The self-assessment portal then evaluates the mental state and risk of individual patients immediately, allowing psychiatric clinicians to decide proactive intervention. One of the algorithms in risk-evaluation is the SAIPH (Suicide Artificial Intelligence Prediction Heuristic), invented by Dr. Kamisky at the Royal’s Institute, that examines the tone, language, and frequency of a user’s tweets, hereby identifying the stress and anxiety level, to help predict their suicide risk. With the self-reported data and SAIPH as one of the algorithms, Trycycle produces 8 relapse indicators that assess and predict the severity of cravings, triggers, and when to act on medication.

To date, 39 clinics are using Trycycle Data System, resulting in 5,000+ interventions, including with Hartford Healthcare’s Rushford Health Center, and Project Courage, a substance abuse recovery center in Old Saybrook, CT. On March12th 2021, they announced a year-long pilot with American Psychiatric Association to solve the opioid epidemic.

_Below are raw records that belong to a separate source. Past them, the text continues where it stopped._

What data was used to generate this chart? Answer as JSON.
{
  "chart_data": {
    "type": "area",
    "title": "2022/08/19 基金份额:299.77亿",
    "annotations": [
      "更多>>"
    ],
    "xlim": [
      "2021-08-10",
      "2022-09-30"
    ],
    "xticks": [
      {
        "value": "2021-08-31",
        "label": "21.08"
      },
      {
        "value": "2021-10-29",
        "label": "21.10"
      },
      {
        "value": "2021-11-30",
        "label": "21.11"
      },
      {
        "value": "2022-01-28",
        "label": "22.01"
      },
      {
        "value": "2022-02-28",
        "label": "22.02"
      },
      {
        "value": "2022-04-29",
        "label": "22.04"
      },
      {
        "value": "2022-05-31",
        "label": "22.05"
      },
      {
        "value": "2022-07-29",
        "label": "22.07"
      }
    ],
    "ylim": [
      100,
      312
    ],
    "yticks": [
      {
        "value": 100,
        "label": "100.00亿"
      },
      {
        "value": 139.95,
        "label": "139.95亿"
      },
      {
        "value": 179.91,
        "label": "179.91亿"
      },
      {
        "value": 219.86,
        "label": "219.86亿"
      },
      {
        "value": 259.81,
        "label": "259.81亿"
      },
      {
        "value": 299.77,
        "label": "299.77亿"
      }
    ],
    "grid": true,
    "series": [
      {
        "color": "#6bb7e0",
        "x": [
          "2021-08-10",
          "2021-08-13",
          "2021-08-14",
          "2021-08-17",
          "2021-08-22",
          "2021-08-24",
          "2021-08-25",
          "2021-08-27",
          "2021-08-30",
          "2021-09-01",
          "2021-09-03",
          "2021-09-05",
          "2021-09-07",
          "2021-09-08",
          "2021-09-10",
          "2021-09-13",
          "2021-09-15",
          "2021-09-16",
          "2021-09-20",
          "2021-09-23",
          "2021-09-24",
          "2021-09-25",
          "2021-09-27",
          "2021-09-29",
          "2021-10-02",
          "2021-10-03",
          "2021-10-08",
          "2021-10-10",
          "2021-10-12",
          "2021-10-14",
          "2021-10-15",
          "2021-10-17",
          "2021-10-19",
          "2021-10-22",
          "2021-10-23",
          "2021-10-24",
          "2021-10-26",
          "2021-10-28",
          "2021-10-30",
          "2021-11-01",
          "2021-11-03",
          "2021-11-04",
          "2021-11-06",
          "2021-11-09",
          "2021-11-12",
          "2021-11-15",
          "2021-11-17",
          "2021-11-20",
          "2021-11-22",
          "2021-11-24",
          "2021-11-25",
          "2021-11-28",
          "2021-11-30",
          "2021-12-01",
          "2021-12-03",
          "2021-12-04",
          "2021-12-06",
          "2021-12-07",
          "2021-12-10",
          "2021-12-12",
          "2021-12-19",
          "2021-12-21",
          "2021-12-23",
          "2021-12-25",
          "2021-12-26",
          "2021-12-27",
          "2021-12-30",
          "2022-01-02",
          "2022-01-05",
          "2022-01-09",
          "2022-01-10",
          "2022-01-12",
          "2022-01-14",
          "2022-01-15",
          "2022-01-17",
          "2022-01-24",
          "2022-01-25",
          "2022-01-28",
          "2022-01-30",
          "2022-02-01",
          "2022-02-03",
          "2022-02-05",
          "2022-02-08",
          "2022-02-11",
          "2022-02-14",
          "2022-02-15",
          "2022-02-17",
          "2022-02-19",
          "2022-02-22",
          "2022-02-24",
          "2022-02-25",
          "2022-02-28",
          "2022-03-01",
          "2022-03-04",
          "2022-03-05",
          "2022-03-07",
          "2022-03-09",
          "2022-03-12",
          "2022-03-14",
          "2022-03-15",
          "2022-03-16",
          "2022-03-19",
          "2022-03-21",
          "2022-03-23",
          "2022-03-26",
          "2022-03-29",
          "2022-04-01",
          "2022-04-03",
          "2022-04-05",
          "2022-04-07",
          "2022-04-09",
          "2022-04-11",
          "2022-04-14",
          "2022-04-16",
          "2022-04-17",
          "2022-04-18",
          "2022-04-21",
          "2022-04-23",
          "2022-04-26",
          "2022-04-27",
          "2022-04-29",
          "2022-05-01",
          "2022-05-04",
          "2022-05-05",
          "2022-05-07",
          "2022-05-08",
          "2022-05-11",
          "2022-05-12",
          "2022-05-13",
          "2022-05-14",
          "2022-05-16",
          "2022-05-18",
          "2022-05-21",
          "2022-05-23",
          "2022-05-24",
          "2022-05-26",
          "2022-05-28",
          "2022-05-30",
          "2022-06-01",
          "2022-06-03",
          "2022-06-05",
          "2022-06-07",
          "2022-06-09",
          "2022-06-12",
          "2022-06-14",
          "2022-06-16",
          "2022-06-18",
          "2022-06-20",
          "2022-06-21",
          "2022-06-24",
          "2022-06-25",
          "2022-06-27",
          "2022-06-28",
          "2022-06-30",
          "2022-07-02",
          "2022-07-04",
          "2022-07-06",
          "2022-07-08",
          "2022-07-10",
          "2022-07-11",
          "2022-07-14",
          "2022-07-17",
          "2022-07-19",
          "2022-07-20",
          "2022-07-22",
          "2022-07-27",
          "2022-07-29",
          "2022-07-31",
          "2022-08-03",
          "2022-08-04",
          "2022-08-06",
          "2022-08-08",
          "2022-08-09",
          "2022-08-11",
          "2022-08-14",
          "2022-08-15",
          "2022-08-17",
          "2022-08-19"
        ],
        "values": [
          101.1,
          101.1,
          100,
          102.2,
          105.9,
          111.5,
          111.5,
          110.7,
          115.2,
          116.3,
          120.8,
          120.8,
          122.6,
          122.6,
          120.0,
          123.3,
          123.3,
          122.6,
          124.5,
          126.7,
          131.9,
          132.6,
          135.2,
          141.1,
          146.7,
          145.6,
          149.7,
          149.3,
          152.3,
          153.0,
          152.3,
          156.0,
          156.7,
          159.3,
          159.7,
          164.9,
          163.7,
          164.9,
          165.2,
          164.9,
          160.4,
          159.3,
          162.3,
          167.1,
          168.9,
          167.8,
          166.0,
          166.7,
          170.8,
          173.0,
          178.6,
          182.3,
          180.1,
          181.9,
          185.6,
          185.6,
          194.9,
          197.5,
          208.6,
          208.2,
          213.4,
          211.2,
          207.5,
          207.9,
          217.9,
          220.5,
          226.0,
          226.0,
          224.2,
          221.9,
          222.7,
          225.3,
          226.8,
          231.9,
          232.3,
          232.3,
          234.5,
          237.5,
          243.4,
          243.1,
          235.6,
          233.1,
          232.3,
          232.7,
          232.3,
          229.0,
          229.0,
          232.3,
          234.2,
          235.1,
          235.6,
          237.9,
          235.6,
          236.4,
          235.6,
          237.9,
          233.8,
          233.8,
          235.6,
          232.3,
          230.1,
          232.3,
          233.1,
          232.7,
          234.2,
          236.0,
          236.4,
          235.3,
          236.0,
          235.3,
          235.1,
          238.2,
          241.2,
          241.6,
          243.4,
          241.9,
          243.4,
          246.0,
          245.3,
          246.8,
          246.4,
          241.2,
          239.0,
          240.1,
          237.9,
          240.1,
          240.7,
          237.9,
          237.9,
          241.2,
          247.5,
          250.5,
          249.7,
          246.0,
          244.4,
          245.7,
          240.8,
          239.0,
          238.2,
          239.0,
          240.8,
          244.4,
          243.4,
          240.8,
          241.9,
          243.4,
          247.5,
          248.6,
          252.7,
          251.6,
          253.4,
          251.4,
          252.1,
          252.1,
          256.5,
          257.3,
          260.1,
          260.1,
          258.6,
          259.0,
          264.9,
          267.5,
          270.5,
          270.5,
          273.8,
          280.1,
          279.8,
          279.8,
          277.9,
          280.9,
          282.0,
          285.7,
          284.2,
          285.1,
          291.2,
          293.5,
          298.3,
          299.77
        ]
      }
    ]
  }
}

Companies like Trycycle Data System and MedAware add diversity and specificity within the electronic health record field. Data aggregators such as Diameter Health could clean, standardize, and aggregate the different data inputs to enhance the final health score or readmission score calculation. In this sense, perhaps partnerships among these companies can create a “win-win-win” situation for them, as well as the health systems, and patients at large.